将軍-22

 もうダメだっ! 燐は年上の甘木田に覆い被さり身を呈して庇う。が、自身の身体に刺さる感じがせずゆっくりと目を開けると、ゲネラールは手首を抑えうずくまっていた。

「ヒットぉ~」

 クルクルと空中を回るブーメランを手の中に納め長四郎。

「熱海長四郎か・・・・・・」ゲネラールの口元がにやける。

「何してたのよ! 遅いっ!!」

「どうも、すいませんね」

 長四郎が適当な謝罪をしながら、ゲネラールに近づいていく。

「ようやく会えたな」長四郎がそう話しかけると「ああ」と返事した。

「大人しくお縄について頂戴」

 ゲネラールの腕を掴もうとした時、車のヘッドライトが暗い現場に明かりが灯る。

「全員、そこを動くな!!」覆面パトカーのスピーカーから指示が出る。

「バットタイミング!」

 長四郎が言うや否やゲネラールは腹にあるポケットの中から光量の高いLEDを取り出し長四郎の目に向かって光りを浴びせた。反射的に目を覆った隙を狙いゲネラールは長四郎の足首を蹴りバランスを崩した長四郎は地面に倒れる。

 ゲネラールはその隙を狙い、パーカーを脱ぎ捨て長四郎に被せた。そこからゲネラールの行動は早かった。現場に落ちていたドンペンの着ぐるみを拾い上げ差し迫って来る警察官達に向けて風呂敷を被せるようにして投げつけ視界を塞いだその隙にがら空きになったパトカーに乗り込み急発進でバックしていき現場から逃走していった。

「行っちゃった・・・・・・」

 燐は走り去っていくパトカーを只、眺めるしかなかった。


「どうなっているんだ!」

 固く握った拳でドンッと机を叩きつけ、光浦は唇を噛んで悔しがる。

「逃走した車両は見つかったのか!」

 光浦の横に座る管理官が怒鳴り声で捜査員に質問すると「今、捜索中です!!」捜査員が必死にやっていると言わんばかりに大声で返答する。

「本部長。
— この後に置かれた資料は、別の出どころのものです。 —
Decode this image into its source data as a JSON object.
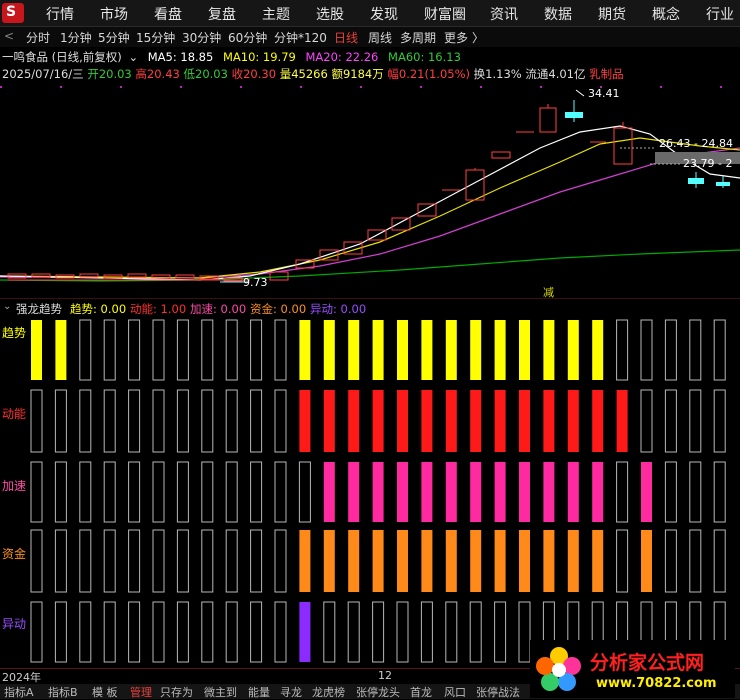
{
  "menu": [
    "行情",
    "市场",
    "看盘",
    "复盘",
    "主题",
    "选股",
    "发现",
    "财富圈",
    "资讯",
    "数据",
    "期货",
    "概念",
    "行业"
  ],
  "periods": [
    "分时",
    "1分钟",
    "5分钟",
    "15分钟",
    "30分钟",
    "60分钟",
    "分钟*120",
    "日线",
    "周线",
    "多周期",
    "更多"
  ],
  "active_period": "日线",
  "ma_line": {
    "stock": "一鸣食品 (日线,前复权)",
    "ma5": "MA5: 18.85",
    "ma10": "MA10: 19.79",
    "ma20": "MA20: 22.26",
    "ma60": "MA60: 16.13"
  },
  "quote_line": {
    "date": "2025/07/16/三",
    "open": "开20.03",
    "high": "高20.43",
    "low": "低20.03",
    "close": "收20.30",
    "volume": "量45266",
    "amount": "额9184万",
    "change": "幅0.21(1.05%)",
    "turnover": "换1.13%",
    "float_cap": "流通4.01亿",
    "sector": "乳制品"
  },
  "price_labels": {
    "high": "34.41",
    "low": "9.73",
    "mid1": "26.43 - 24.84",
    "mid2": "23.79 - 2",
    "marker": "减"
  },
  "chart_data": {
    "type": "candlestick",
    "high_label": 34.41,
    "low_label": 9.73,
    "ma_legend": [
      "MA5",
      "MA10",
      "MA20",
      "MA60"
    ]
  },
  "indicator": {
    "name": "强龙趋势",
    "trend": "趋势: 0.00",
    "momentum": "动能: 1.00",
    "accel": "加速: 0.00",
    "capital": "资金: 0.00",
    "abnormal": "异动: 0.00"
  },
  "row_labels": [
    "趋势",
    "动能",
    "加速",
    "资金",
    "异动"
  ],
  "axis_labels": {
    "left": "2024年",
    "mid": "12"
  },
  "bottom_tabs": [
    "指标A",
    "指标B",
    "模 板",
    "管理",
    "只存为",
    "微主到",
    "能量",
    "寻龙",
    "龙虎榜",
    "张停龙头",
    "首龙",
    "风口",
    "张停战法"
  ],
  "active_tab": "管理",
  "watermark": {
    "title": "分析家公式网",
    "url": "www.70822.com"
  },
  "colors": {
    "up": "#ff3232",
    "down": "#54ffff",
    "ma5": "#ffffff",
    "ma10": "#ffff00",
    "ma20": "#ff00ff",
    "ma60": "#00aa00"
  }
}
どうされますか?」

「直ちに、広域警戒包囲網を」光浦は管理官にそう指示を出すと「広域警戒包囲網を行う! 地図を!!」伝言ゲームのように捜査員へ指示をした。

 会議室のど真ん中に大きい地図が広げられ、捜査本部に居るほぼ全員が地図の前に集まる。

「被疑者車両は、渋谷方面のどこかで走っているかと思われます」捜査員の一人が報告した。
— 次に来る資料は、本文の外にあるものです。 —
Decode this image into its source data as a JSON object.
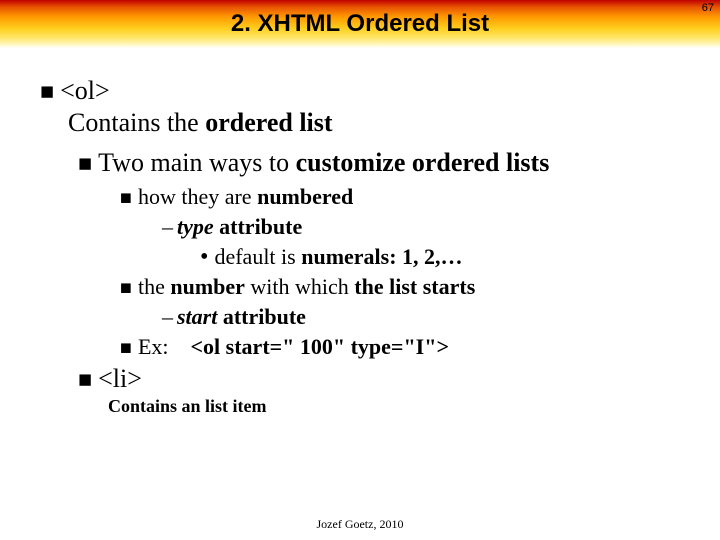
{
  "pageNumber": "67",
  "title": "2. XHTML Ordered List",
  "b1": {
    "tag": "<ol>",
    "desc_a": "Contains the ",
    "desc_b": "ordered list"
  },
  "b2": {
    "a": "Two main ways to ",
    "b": "customize ordered lists"
  },
  "b3": {
    "a": "how they are ",
    "b": "numbered"
  },
  "b4": {
    "a": "type",
    "b": " attribute"
  },
  "b5": {
    "a": "default is ",
    "b": "numerals: 1, 2,…"
  },
  "b6": {
    "a": "the ",
    "b": "number",
    "c": " with which ",
    "d": "the list starts"
  },
  "b7": {
    "a": "start",
    "b": " attribute"
  },
  "b8": {
    "label": "Ex:",
    "code": "<ol start=\" 100\" type=\"I\">"
  },
  "b9": {
    "tag": "<li>"
  },
  "b10": {
    "a": "Contains an ",
    "b": "list item"
  },
  "footer": "Jozef Goetz, 2010"
}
「該当車両のナンバー、車種は判明しているのか!」管理官がそう尋ねると「所轄署の車両というところまでは判明しているのですが、只今、照会中です」別の捜査員が答えた。

「所轄署員を総動員して、検問を張るんだ!!」

「そうは言いますが、いきなりは無理です」

「無理でもやるんだ!!」

 こう言い出しては聞かないで有名な管理官であったので、捜査員達は渋々ながらその指示を実行するしかなかった。

「あの探偵が邪魔しなければ!」

 集まる捜査員の後ろに座る光浦が膝で机を蹴りあげる。

「はぁ~」

 子供のような事をするなよなと思う捜査員達は一堂にため息をつくのだった。

 そんな頃、佐藤田警部補と絢巡査長の二人は赤髪のヤンキー達から聞き出した情報を基に第一の被害者であろう人物を照会するために関東監察医務院へ来ていた。

「これで、最初の被害者だと分かれば良いんですが」

 DNA検査の結果を待つ絢巡査長は不安そうに言う。

「絢ちゃん。不安な顔をしたら、ダメだよ。良い結果が逃げちゃうよ」

 佐藤田警部補はチュッパチャプスを舐めながら、絢巡査長を励ます。

「にしても、なんで身代わりを作ったんでしょうか?」

「う~ん。一番は自分から遠ざける為、第二に警察の捜査が杜撰である事を証明するため」

「警察の捜査が杜撰って」

「だって、そうでしょ。ドッグタグから身元を割り出したとはいえ、顔は潰され指紋も焼かれて更利満の遺留品からDNA検査をしたのかっていうとしていないでしょ」

「確かに。というか、被害者の家から髪の毛とかって採取されてましたっけ?」

 絢巡査長はハンドバックから捜査資料を取り出して確認する。

「あ、してない。というか、髪の毛などのDNAに繋がるものが部屋から見つかってませんね」

「ふ~ん。本気で更利満と信じ込ませようとしてたんだ。奴さんは」

 佐藤田警部補がそう言うと同時に、鑑定検査室から担当官が出てきた。

「どうでした?」舐めていた飴を口から出し、検査結果を聞く佐藤田警部補。

「一致しましたよ。よく調べましたね」

 担当官からその報告を聞いた絢巡査長は安堵するのだった。